If the issue involves PHI exposure, please avoid collecting, viewing, storing, or disclosing any real patient data beyond the minimum needed to demonstrate the finding. Use test accounts where possible.

Encrypted submissions: if you prefer, request our PGP key by email and we will reply with the key before you send the report.

Response commitments

  • Acknowledgment: within 24 hours of receipt, on business days.
  • Initial triage: within 5 business days, with an assigned severity and a plan.
  • Fix target: 30 calendar days for confirmed vulnerabilities, sooner for SEV1 issues. We will keep you updated if an issue requires longer.
  • Public credit: we publish a short acknowledgment at your option once the issue is resolved. You may also remain anonymous.

Scope

In scope:

  • app.tompharmacy.com (production)
  • staging.app.tompharmacy.com (staging)
  • tompharmacy.com (marketing site)
  • Associated APIs under those domains.

Out of scope:

  • Denial-of-service attacks of any kind (including Slowloris, slow HTTP, amplification).
  • Social engineering of TOM personnel, customers, or subprocessor employees.
  • Physical attacks against TOM or subprocessor facilities.
  • Issues in third-party services (Supabase, Vercel, Stripe, Resend, MailerLite, Google Workspace, Sentry, Anthropic). Report those to the vendor directly; we will collaborate if the report also implicates TOM.
  • Reports requiring browser extensions, malware, or MITM conditions we do not control.
  • Missing HTTP security headers that have no exploitable impact (please check our Security Posture first).
  • Spam, bulk scanner output, or automated-tool outputs without a demonstrated exploit.

Safe harbor

If you make a good-faith effort to comply with this policy during your security research, TOM considers your activities authorized and will not pursue civil or criminal action or initiate a complaint to law enforcement for inadvertent violations of:

  • the Computer Fraud and Abuse Act (18 U.S.C. § 1030);
  • the DMCA anti-circumvention provisions (17 U.S.C. § 1201); or
  • applicable anti-hacking laws, including Texas Penal Code § 33.02, to the extent such laws apply.

You are expected to:

  • Stop testing and report the issue as soon as you identify a potential vulnerability.
  • Not exploit the issue (e.g., exfiltrate data, pivot to other systems, disrupt service).
  • Not access or modify data that does not belong to you beyond the minimum needed to demonstrate the vulnerability.
  • Not disclose the vulnerability publicly until we have had a reasonable opportunity to remediate.

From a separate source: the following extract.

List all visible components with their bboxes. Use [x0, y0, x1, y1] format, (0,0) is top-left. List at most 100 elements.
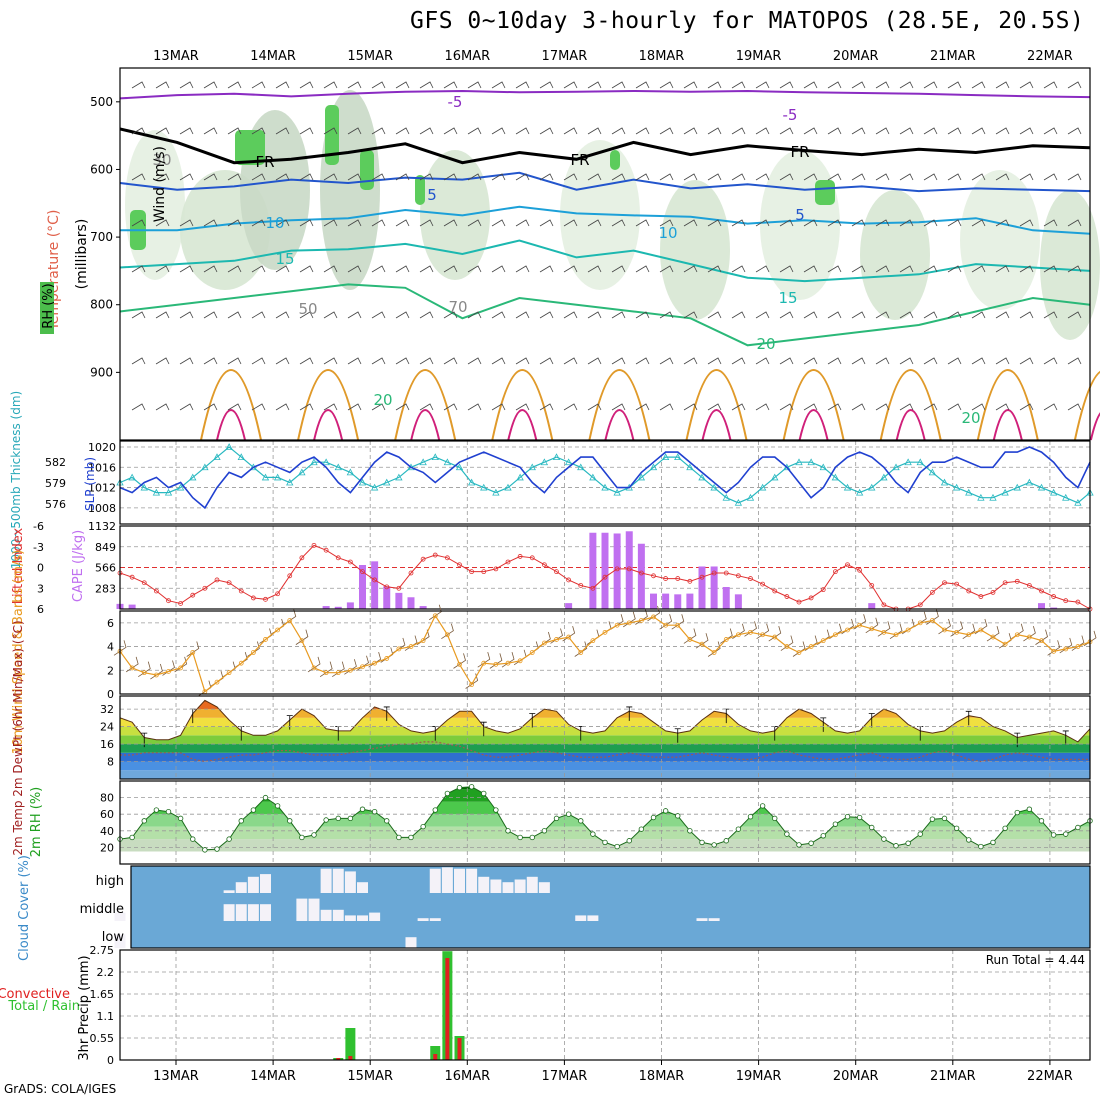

If in doubt about whether your activity is in scope of this policy, ask us first — contacting security@tompharmacy.com does not waive any rights.

Out of scope for bounty

We do not currently operate a paid bug-bounty program. We may provide recognition (credit, swag) for high-quality reports at our discretion. A formal bounty program may launch in the future; this page will be updated when it does.

Contact

  • Security reports: security@tompharmacy.com
  • General support: support@tompharmacy.com
  • Privacy inquiries: privacy@tompharmacy.com
  • RFC 9116 metadata: /.well-known/security.txt

Thank you for helping keep TOM MMS and the patients whose data it protects safe.